Poland's nuclear programme making good progress, says IAEA

26 April 2024

An International Atomic Energy Agency review mission has praised steps taken to develop the necessary infrastructure for a safe and sustainable nuclear power programme in Poland. Meanwhile, Bechtel marks the start of site field work for the country's first nuclear power plant.

Ceyhan, right, presents the draft report to Motyka (Image: Polish Climate Ministry)

The 11-day IAEA mission to Poland - a Phase 2 Integrated Nuclear Infrastructure Review - took place from 15 to 25 April at the invitation of the Polish government and used the IAEA's Milestones Approach to review the status of 19 nuclear infrastructure issues. The aim is the check the readiness of a country to invite bids or negotiate a contract for their first nuclear power plant.

The 10-person team "identified good practices that would benefit other countries developing nuclear power in the areas of contracting approach, strategic approach to funding, early authorisation of technical support organisations to support the nuclear regulator, engagement with the electrical grid operator, stakeholder involvement and industrial involvement".

Mission team leader Mehmet Ceyhan, Technical Lead of the IAEA Nuclear Infrastructure Development Section, said: "The Polish Nuclear Power Programme (PNPP) was initiated with clear objectives and is progressing towards the construction stage in a structured way. We observed strong and dedicated teams in each of the key organisations that will help to achieve the government’s objectives for the PNPP."

Among the areas highlighted for further action was "the need to further review its legal and regulatory framework, and finalise the preparatory work required for the contracting and construction stages".

Miłosz Motyka, Undersecretary of State for the Ministry of Climate and Environment of Poland, said: "Poland's cooperation with the IAEA is a long-term collaboration, and the review mission is extremely valuable and beneficial for the implementation and execution of the Polish nuclear power programme."

The collaboration with the IAEA also involved a September 2023 Integrated Regulatory Review Service mission to the country which found Poland's nuclear regulatory framework met IAEA safety standards.

Field work getting under way

Meanwhile, a symbolic kick-off ceremony was held by US-firm Bechtel at its Warsaw office to mark the start of geological surveys for Poland's first nuclear power plant at the Lubiatowo-Kopalino site in the Pomeranian municipality of Choczewo.

Bechtel is a member of the US consortium responsible for the implementation of the nuclear power plant project which is set to feature three Westinghouse AP1000 units. The field work is due to start in May on an area covering about 30 hectares with approximately 220 research points being constructed with depths of 20 to 210 metres. Bechtel has awarded the contract for the geological work to PSD Poland, with the work expected to be completed in November.

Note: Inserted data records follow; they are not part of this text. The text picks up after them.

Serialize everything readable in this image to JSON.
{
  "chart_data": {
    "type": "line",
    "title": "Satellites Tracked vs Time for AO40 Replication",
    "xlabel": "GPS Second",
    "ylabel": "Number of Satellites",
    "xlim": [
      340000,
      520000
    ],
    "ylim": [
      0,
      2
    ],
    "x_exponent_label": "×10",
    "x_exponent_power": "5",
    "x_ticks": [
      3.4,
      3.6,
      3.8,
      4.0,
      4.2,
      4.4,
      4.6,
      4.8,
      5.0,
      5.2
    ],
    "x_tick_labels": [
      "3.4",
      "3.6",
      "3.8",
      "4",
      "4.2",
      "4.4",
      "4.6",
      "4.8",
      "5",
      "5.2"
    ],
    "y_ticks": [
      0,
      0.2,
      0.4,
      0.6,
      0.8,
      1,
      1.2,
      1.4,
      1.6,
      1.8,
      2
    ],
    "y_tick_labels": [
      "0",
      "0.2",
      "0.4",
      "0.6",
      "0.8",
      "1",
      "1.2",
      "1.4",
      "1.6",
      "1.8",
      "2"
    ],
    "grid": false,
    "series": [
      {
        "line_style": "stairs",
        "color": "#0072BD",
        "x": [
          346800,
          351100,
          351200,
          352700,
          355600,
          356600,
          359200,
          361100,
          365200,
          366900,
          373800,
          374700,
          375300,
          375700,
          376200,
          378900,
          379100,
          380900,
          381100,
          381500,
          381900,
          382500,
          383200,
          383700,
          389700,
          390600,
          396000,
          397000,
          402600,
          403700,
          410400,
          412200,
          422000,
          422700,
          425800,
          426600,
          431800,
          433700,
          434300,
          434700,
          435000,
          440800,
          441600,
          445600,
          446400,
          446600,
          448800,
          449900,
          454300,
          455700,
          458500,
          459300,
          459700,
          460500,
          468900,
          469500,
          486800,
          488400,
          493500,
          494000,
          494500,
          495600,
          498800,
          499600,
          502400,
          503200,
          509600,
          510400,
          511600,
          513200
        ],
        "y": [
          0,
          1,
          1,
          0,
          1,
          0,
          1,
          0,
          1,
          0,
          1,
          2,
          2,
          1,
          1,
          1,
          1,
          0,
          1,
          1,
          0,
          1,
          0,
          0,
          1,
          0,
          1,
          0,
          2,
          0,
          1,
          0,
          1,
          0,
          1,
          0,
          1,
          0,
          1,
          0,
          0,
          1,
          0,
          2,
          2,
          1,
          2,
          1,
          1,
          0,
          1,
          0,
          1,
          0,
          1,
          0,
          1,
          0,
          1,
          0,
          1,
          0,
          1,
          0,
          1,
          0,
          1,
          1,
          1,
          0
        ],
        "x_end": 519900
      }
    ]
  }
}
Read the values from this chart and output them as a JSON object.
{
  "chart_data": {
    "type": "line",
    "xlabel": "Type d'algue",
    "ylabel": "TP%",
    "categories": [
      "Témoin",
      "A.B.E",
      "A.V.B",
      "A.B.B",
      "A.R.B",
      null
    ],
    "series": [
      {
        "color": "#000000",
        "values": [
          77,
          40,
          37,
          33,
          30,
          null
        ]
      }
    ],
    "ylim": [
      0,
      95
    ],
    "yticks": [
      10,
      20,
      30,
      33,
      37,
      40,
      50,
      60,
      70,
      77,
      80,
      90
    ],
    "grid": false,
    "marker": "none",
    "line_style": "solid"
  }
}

The findings will be crucial for the earthworks design for the plant and will also inform the Location Report which Polskie Elektrownie Jądrowe (PEJ) will need to submit to obtain a construction permit from Poland's National Atomic Energy Agency, the PPA.

The event was attended by the US Ambassador to Poland Mark Brzezinski, who called it "another important step forward as Poland and the United States work together to create a civil nuclear industry in Poland, and it shows that the United States is delivering on our shared commitment to Poland’s energy security and supporting Poland’s energy transition".

Leszek Hołda, Bechtel Poland Country Manager, said: "The commencement of the initial fieldwork for the construction of this plant is a significant moment for the Polish economy, the companies that will participate in the supply chain, and the local community."

Leszek Juchniewicz, a member of the board of directors and acting president of PEJ, said this was an important time for the enterprise and showed that "the project to build Poland's first nuclear power plant is gaining momentum".

Project background

PEJ - a special-purpose vehicle 100% owned by the State Treasury - is responsible for the construction project of the first nuclear power plant in Poland.

In November 2022, the then Polish government selected the Westinghouse AP1000 reactor technology. An agreement setting a plan for the delivery of the plant was signed in May last year by Westinghouse, Bechtel and PEJ. The Ministry of Climate and Environment in July issued a decision-in-principle for PEJ to construct the plant. The aim is for Poland's first AP1000 reactor to enter commercial operation in 2033.

Under an engineering services agreement signed in September last year, in cooperation with PEJ, Westinghouse and Bechtel will finalise a site-specific design for a plant featuring three AP1000 reactors. The design/engineering documentation includes the main components of the power plant: the nuclear island, the turbine island and the associated installations and auxiliary equipment, as well as administrative buildings and infrastructure related to the safety of the facility. The contract also involves supporting the investment process and bringing it in line with current legal regulations in cooperation with the PAA and the Office of Technical Inspection.